Its just too bad they didn't get along after they broke up. John only lived, what, 9 years after they split? And it seemed he was finally, really, coming back into the limelight until what happened happened.
Their relationship was really only bad from late-'69 to mid-'72. Once the Beatles were officially dissolved in '73 and they were no longer bound together contractually or financially, their relationship rebounded. During '74, Lennon was the former Beatle who spoke most positively of a possible reunion, and he and McCartney recorded a jam session in Los Angeles together. (It's not worth listening to, honestly.) Lennon was invited to (and intended to attend) the Wings sessions in New Orleans for
Venus and Mars, but his reconciliation with Yoko scuttled that. The relationship between Lennon and McCartney cooled slightly after that, but it was never, ever as bad as it was when the band broke up and immediately thereafter. They were watching
Saturday Night Live together at the Dakota the night that Lorne Michaels offered money for a Beatles reunion -- and they were tempted to head to Rockefeller Center and take him up on it.

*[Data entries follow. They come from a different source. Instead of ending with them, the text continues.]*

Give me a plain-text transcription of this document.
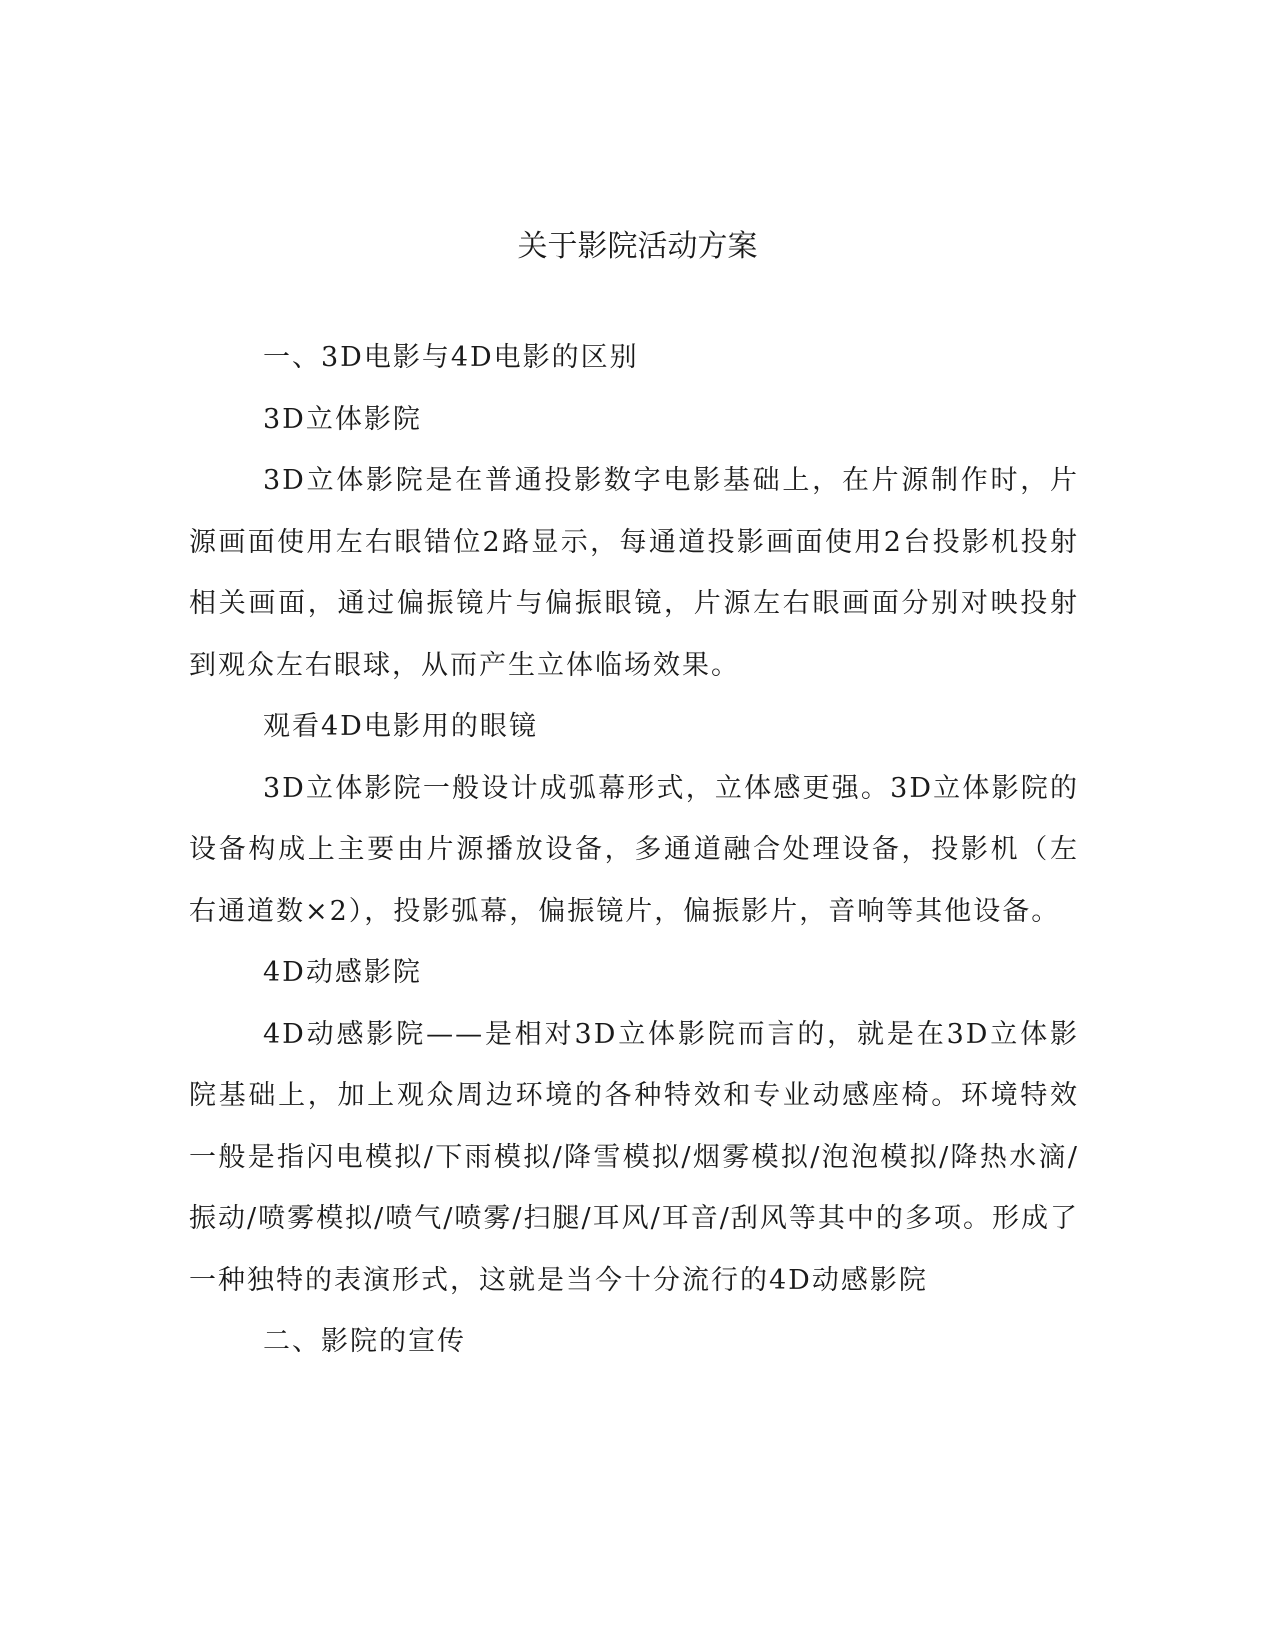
关于影院活动方案

一、3D电影与4D电影的区别

3D立体影院

3D立体影院是在普通投影数字电影基础上，在片源制作时，片源画面使用左右眼错位2路显示，每通道投影画面使用2台投影机投射相关画面，通过偏振镜片与偏振眼镜，片源左右眼画面分别对映投射到观众左右眼球，从而产生立体临场效果。

观看4D电影用的眼镜

3D立体影院一般设计成弧幕形式，立体感更强。3D立体影院的设备构成上主要由片源播放设备，多通道融合处理设备，投影机（左右通道数×2），投影弧幕，偏振镜片，偏振影片，音响等其他设备。

4D动感影院

4D动感影院——是相对3D立体影院而言的，就是在3D立体影院基础上，加上观众周边环境的各种特效和专业动感座椅。环境特效一般是指闪电模拟/下雨模拟/降雪模拟/烟雾模拟/泡泡模拟/降热水滴/振动/喷雾模拟/喷气/喷雾/扫腿/耳风/耳音/刮风等其中的多项。形成了一种独特的表演形式，这就是当今十分流行的4D动感影院

二、影院的宣传
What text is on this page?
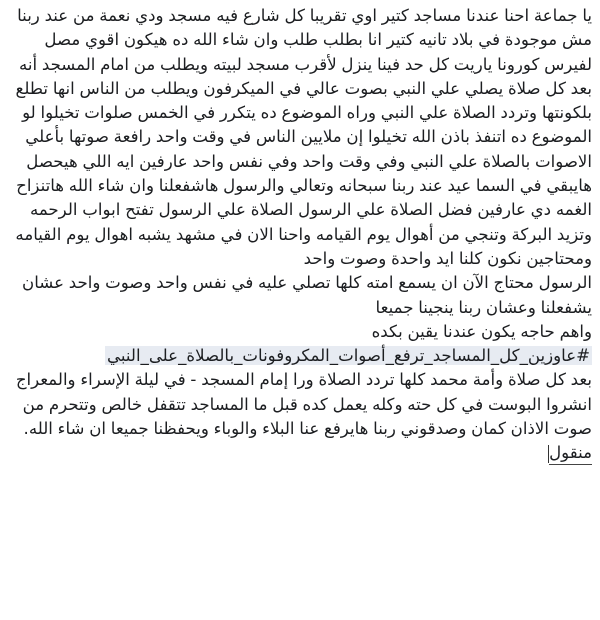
يا جماعة احنا عندنا مساجد كتير اوي تقريبا كل شارع فيه مسجد ودي نعمة من عند ربنا مش موجودة في بلاد تانيه كتير انا بطلب طلب وان شاء الله ده هيكون اقوي مصل لفيرس كورونا ياريت كل حد فينا ينزل لأقرب مسجد لبيته ويطلب من امام المسجد أنه بعد كل صلاة يصلي علي النبي بصوت عالي في الميكرفون ويطلب من الناس انها تطلع بلكونتها وتردد الصلاة علي النبي وراه الموضوع ده يتكرر في الخمس صلوات تخيلوا لو الموضوع ده اتنفذ باذن الله تخيلوا إن ملايين الناس في وقت واحد رافعة صوتها بأعلي الاصوات بالصلاة علي النبي وفي وقت واحد وفي نفس واحد عارفين ايه اللي هيحصل هايبقي في السما عيد عند ربنا سبحانه وتعالي والرسول هاشفعلنا وان شاء الله هاتنزاح الغمه دي عارفين فضل الصلاة علي الرسول الصلاة علي الرسول تفتح ابواب الرحمه وتزيد البركة وتنجي من أهوال يوم القيامه واحنا الان في مشهد يشبه اهوال يوم القيامه ومحتاجين نكون كلنا ايد واحدة وصوت واحد

الرسول محتاج الآن ان يسمع امته كلها تصلي عليه في نفس واحد وصوت واحد عشان يشفعلنا وعشان ربنا ينجينا جميعا

واهم حاجه يكون عندنا يقين بكده

#عاوزين_كل_المساجد_ترفع_أصوات_المكروفونات_بالصلاة_على_النبي

بعد كل صلاة وأمة محمد كلها تردد الصلاة ورا إمام المسجد - في ليلة الإسراء والمعراج

انشروا البوست في كل حته وكله يعمل كده قبل ما المساجد تتقفل خالص وتتحرم من صوت الاذان كمان وصدقوني ربنا هايرفع عنا البلاء والوباء ويحفظنا جميعا ان شاء الله.

منقول
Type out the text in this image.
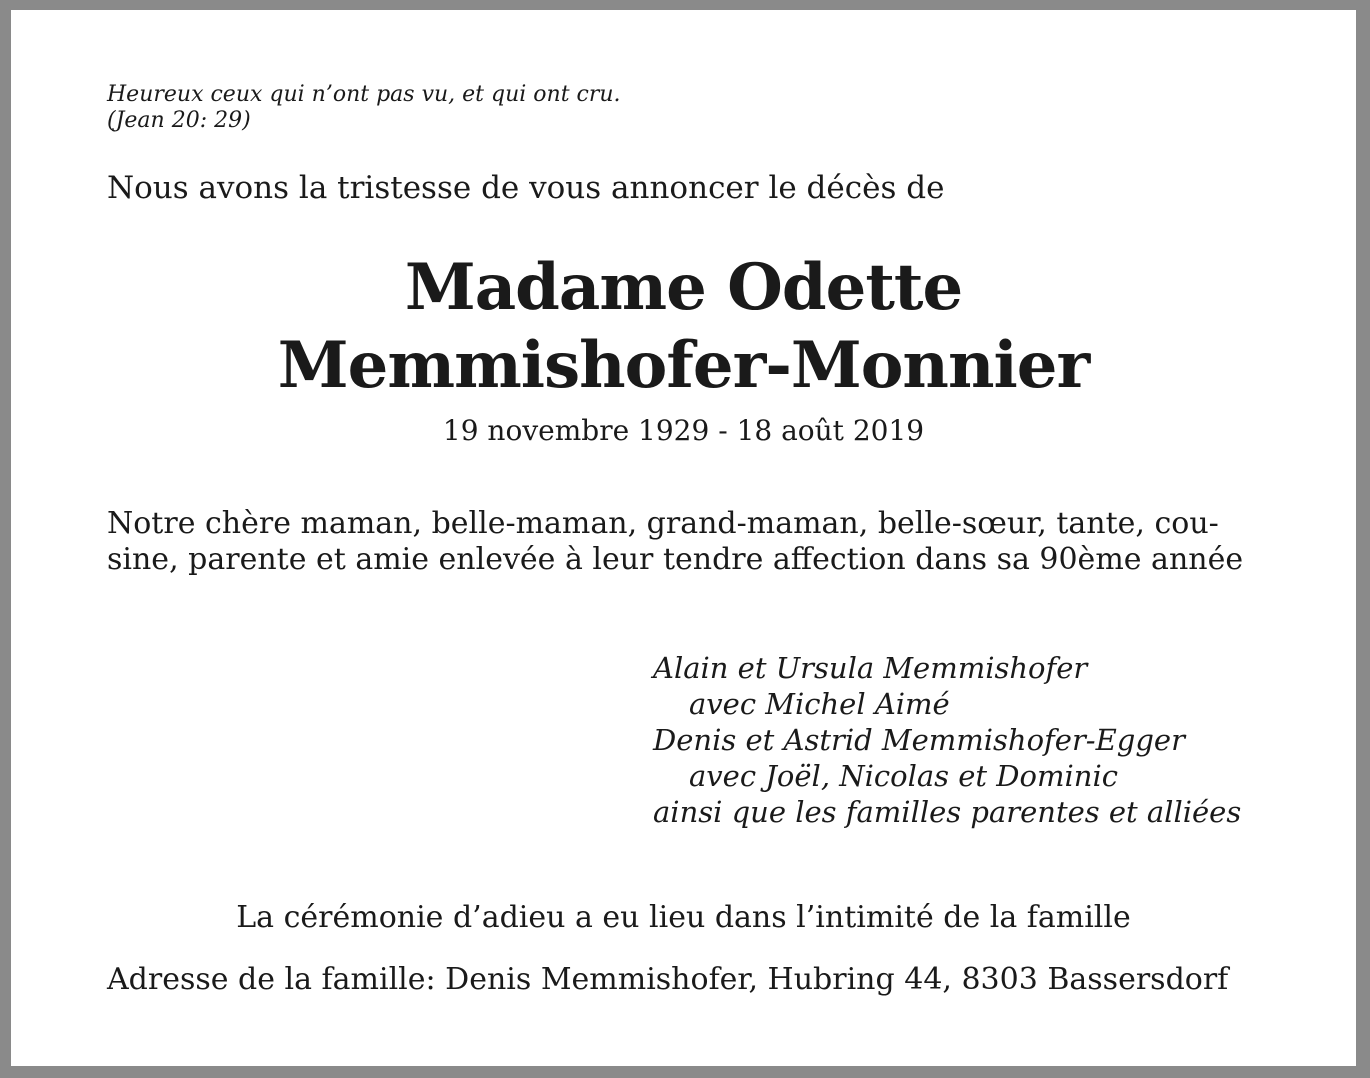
Heureux ceux qui n’ont pas vu, et qui ont cru.

(Jean 20: 29)

Nous avons la tristesse de vous annoncer le décès de

Madame Odette

Memmishofer-Monnier

19 novembre 1929 - 18 août 2019

Notre chère maman, belle-maman, grand-maman, belle-sœur, tante, cou-

sine, parente et amie enlevée à leur tendre affection dans sa 90ème année

Alain et Ursula Memmishofer

avec Michel Aimé

Denis et Astrid Memmishofer-Egger

avec Joël, Nicolas et Dominic

ainsi que les familles parentes et alliées

La cérémonie d’adieu a eu lieu dans l’intimité de la famille

Adresse de la famille: Denis Memmishofer, Hubring 44, 8303 Bassersdorf
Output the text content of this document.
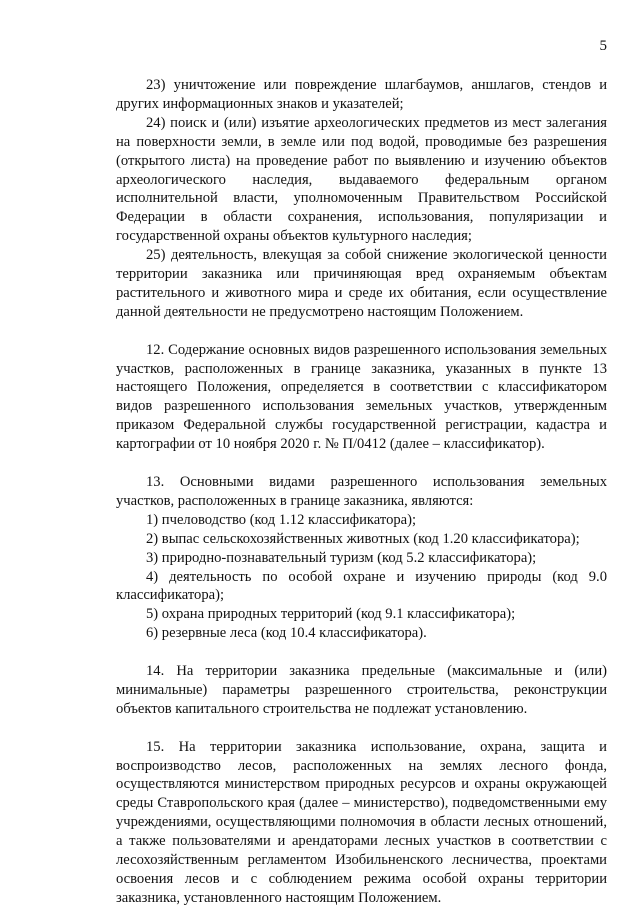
5

23) уничтожение или повреждение шлагбаумов, аншлагов, стендов и других информационных знаков и указателей;

24) поиск и (или) изъятие археологических предметов из мест залегания на поверхности земли, в земле или под водой, проводимые без разрешения (открытого листа) на проведение работ по выявлению и изучению объектов археологического наследия, выдаваемого федеральным органом исполнительной власти, уполномоченным Правительством Российской Федерации в области сохранения, использования, популяризации и государственной охраны объектов культурного наследия;

25) деятельность, влекущая за собой снижение экологической ценности территории заказника или причиняющая вред охраняемым объектам растительного и животного мира и среде их обитания, если осуществление данной деятельности не предусмотрено настоящим Положением.

12. Содержание основных видов разрешенного использования земельных участков, расположенных в границе заказника, указанных в пункте 13 настоящего Положения, определяется в соответствии с классификатором видов разрешенного использования земельных участков, утвержденным приказом Федеральной службы государственной регистрации, кадастра и картографии от 10 ноября 2020 г. № П/0412 (далее – классификатор).

13. Основными видами разрешенного использования земельных участков, расположенных в границе заказника, являются:

1) пчеловодство (код 1.12 классификатора);

2) выпас сельскохозяйственных животных (код 1.20 классификатора);

3) природно-познавательный туризм (код 5.2 классификатора);

4) деятельность по особой охране и изучению природы (код 9.0 классификатора);

5) охрана природных территорий (код 9.1 классификатора);

6) резервные леса (код 10.4 классификатора).

14. На территории заказника предельные (максимальные и (или) минимальные) параметры разрешенного строительства, реконструкции объектов капитального строительства не подлежат установлению.

15. На территории заказника использование, охрана, защита и воспроизводство лесов, расположенных на землях лесного фонда, осуществляются министерством природных ресурсов и охраны окружающей среды Ставропольского края (далее – министерство), подведомственными ему учреждениями, осуществляющими полномочия в области лесных отношений, а также пользователями и арендаторами лесных участков в соответствии с лесохозяйственным регламентом Изобильненского лесничества, проектами освоения лесов и с соблюдением режима особой охраны территории заказника, установленного настоящим Положением.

Lennon's worst relationship after the break-up was, curiously, with George Harrison. Lennon backing out of the Concert for Bangladesh dealt a blow to the relationship to the two men that never really healed, and at the time of Lennon's death things were not at all good between them. (Harrison's autobiography,
I Me Mine, ignored Lennon, and that angered Lennon intensely.) If the Beatles had reformed circa 1976, the line-up would probably not have had George; it would have been John, Paul, Ringo (and/or a session drummer), and sidemen like Jesse Ed Davis. It's not that unlikely; had Lennon gone to New Orleans, it likely would have happened.